The Case For/Against Florida State Campground Privatization
Editor’s Note: The Orlando Sentinel published the following story on Thursday (June 9) in advance of a crucial meeting at which state officials were to consider privatizing campgrounds inside Florida’s state parks.
Florida’s park system takes in more than 1,000 square miles of the state’s most prized woods, springs and beaches; is the nation’s only two-time winner of a coveted Gold Medal for excellence; and is a finalist for that prize again this year.
Whether the winning streak continues in years to come could be greatly affected by a state panel in Tallahassee that was to decide Thursday (June 9) whether to approve the concept of privately operated campgrounds inside Florida parks.
More than 50 parks, from the Alafia River to Wekiwa Springs, offer conventional family camping at drive-up sites managed by state rangers, maintenance workers and police, many of whom think of their jobs as a calling.
But the state Division of Recreation and Parks has proposed that as many as 56 parks that don’t now offer family camping get new campgrounds “designed, constructed and operated by private entities.” In Central Florida, proposed sites include De Leon Springs State Park, Rock Springs Run State Reserve and Lower Wekiva River Preserve State Park.
“Park systems are facing huge pressures, and things that were unthinkable a few years are suddenly on the table,” said Rich Dolesh, chief of public policy for the National Recreation and Park Association, whose members include professionals, citizens and teachers. “What has to be considered are, what are the trade-offs when you bring private management in?
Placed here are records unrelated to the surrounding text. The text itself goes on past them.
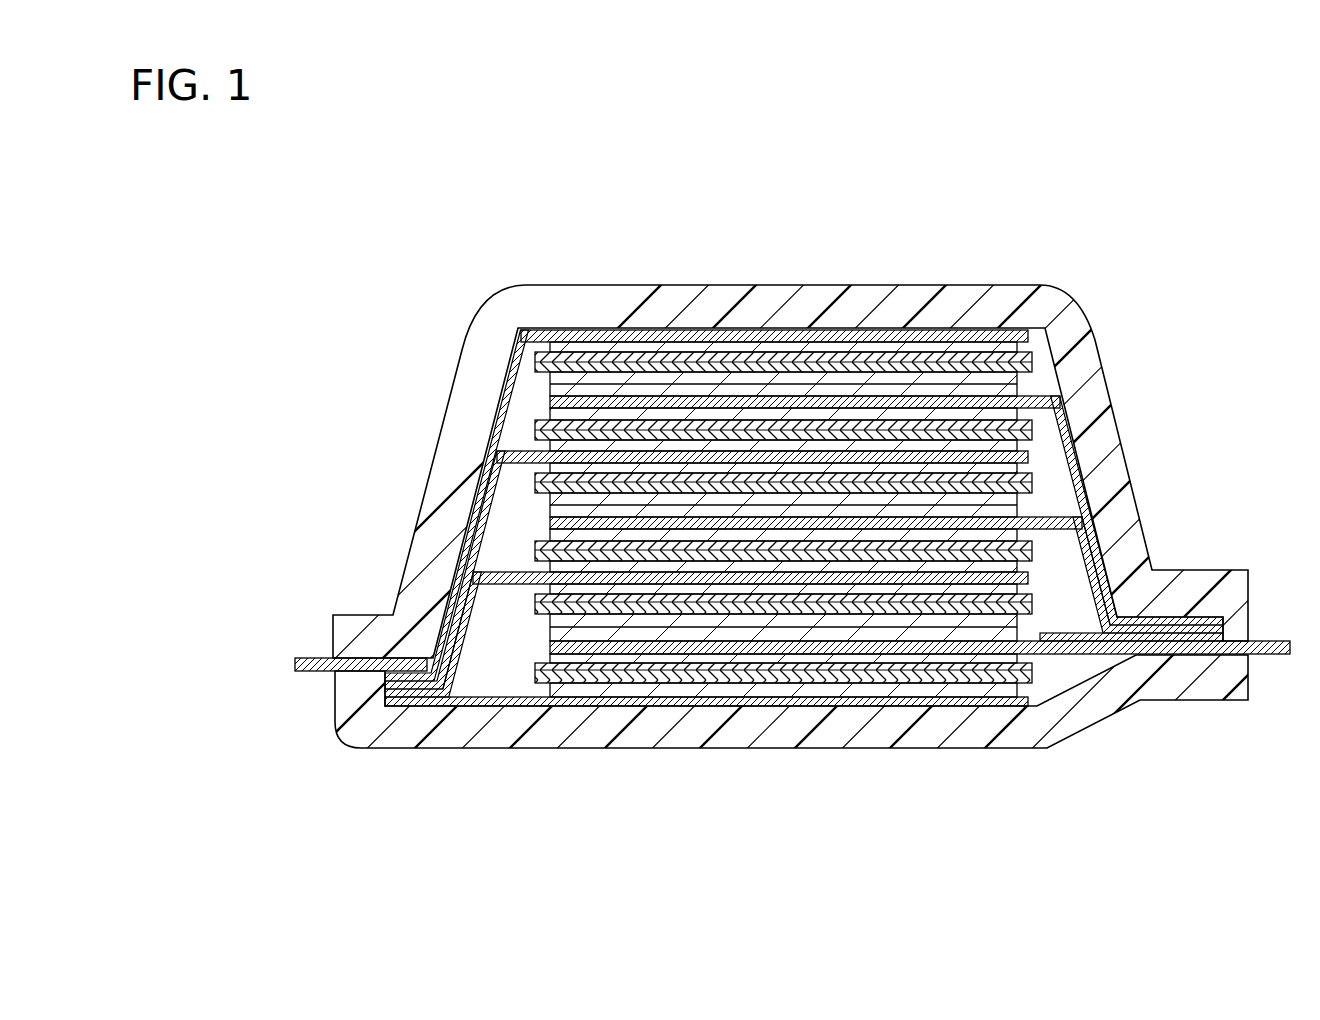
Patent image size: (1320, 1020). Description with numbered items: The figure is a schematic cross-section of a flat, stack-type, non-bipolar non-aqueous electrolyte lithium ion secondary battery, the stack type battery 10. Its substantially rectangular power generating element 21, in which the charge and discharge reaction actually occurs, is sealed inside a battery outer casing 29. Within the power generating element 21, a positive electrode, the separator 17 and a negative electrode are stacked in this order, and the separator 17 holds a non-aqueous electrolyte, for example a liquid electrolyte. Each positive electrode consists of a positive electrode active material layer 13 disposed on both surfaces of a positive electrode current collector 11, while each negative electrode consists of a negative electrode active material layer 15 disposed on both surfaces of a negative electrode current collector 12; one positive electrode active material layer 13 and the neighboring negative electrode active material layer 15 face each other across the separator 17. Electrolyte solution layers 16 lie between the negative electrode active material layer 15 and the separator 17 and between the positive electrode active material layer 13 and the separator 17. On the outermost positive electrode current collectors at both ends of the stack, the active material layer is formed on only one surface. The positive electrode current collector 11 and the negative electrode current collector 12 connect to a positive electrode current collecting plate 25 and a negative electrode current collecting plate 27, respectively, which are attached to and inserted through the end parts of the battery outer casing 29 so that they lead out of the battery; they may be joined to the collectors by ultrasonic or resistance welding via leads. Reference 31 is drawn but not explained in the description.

The stack type battery 10 is at (348, 144).
The positive electrode current collector 11 is at (879, 332).
The negative electrode current collector 12 is at (698, 390).
The positive electrode active material layer 13 is at (843, 375).
The negative electrode active material layer 15 is at (748, 356).
The electrolyte solution layer 16 is at (985, 362).
The separator 17 is at (788, 362).
The power generating element 21 is at (1045, 565).
The positive electrode current collecting plate (tab) 25 is at (316, 658).
The negative electrode current collecting plate (tab) 27 is at (1274, 640).
The battery outer casing 29 is at (1234, 570).
The insulating layer 31 is at (1050, 485).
What kind of park experience are they providing? It’s no longer your park ranger that’s greeting somebody. The companies that do this do it for the bottom line.”
Although in line with Gov. Rick Scott’s broader agenda, park officials are taking credit for an idea that they say could raise more cash, create jobs and establish thousands of new campsites in a system that now has 3,501 sites, generates more than $15 million in annual revenue and draws 2 million visitors a year.
The Florida Department of Environmental Protection, the park service’s parent agency, would not provide a park official to comment on the proposal, which has been pursued inside the agency with relatively little public notice.
A spokeswoman said in e-mails that the proposal does not amount to a trial run for privatizing all camping at state parks; instead, it is an attempt to find an affordable way of providing more sites for campers.
“With the cost of constructing campgrounds in the millions of dollars, the Florida Park Service will ensure all avenues to expand camping are investigated, including private construction and operation,” DEP spokeswoman Kristin Lock said.
Though a call earlier this year by a couple of lawmakers to develop golf courses inside state parks was dropped in the face of widespread opposition, reaction to privatizing campgrounds has been cautious.
Early Reactions Vary
The park service’s proposal was to be considered by the Acquisition and Restoration Council, whose 11 members are drawn from state environmental agencies or are appointed by those agencies and the governor to oversee management of conservation lands.
Panel member Lynetta Griner of Usher Land and Timber Co. in Chiefland said earlier this week that she was not yet familiar with the issue. Another member, professor Peter Frederick of the University of Florida’s department of wildlife ecology and conservation, said he wouldn’t share his response until the meeting.
Lane Green, vice chairman of the panel and executive director of Tall Timbers Research Station near Tallahassee, said he was inclined to agree with the proposal.
“Based on the 53 parks that are operating with camping now, camping has been a good revenue generator, and it keeps people working in the parks,” Green said. “The other alternative could be, if things keep going the way they are going, they’ll have to shut down parks or do them with volunteers.”
The proposal would give the park service a relatively quick procedure, which would include local public meetings, for establishing privately managed camping in individual parks.
Julie Wraithmell, director of wildlife conservation for Audubon of Florida in Tallahassee, said her group supports the use of private businesses in state parks, such as canoe-rental concessions, if they help cushion parks from budget cuts and are carefully supervised.
But too little has been made public about the campground proposal, she said.
“This is a novel experience for us, and there are probably issues that haven’t even been anticipated,” Wraithmell said. “It’s kind of like we are giving away our ability to discuss those openly — before we even know what they are.”
Other conservation activists gave the plan tentative support.
Greg Chelius, director of the Florida office of the Trust for Public Land, said he is confident the state park system would not allow privately developed camping to mimic the typically less-natural experience of a KOA campground.
John Cook, acting Florida director for the Nature Conservancy, said revenue from privately managed campsites should be spent on controlled burns and the control of exotic species inside parks.
“You’ve got a state budget that’s not going to allow a lot of capital outlay for any state agency,” said Eleanor Warmack, executive director of the Florida Recreation and Park Association, whose members include professionals, advisory-board members and educators. “To be able to bring in some private partners to develop some additional campgrounds, I think, is probably a unique approach and probably one that deserves a little more exploration.”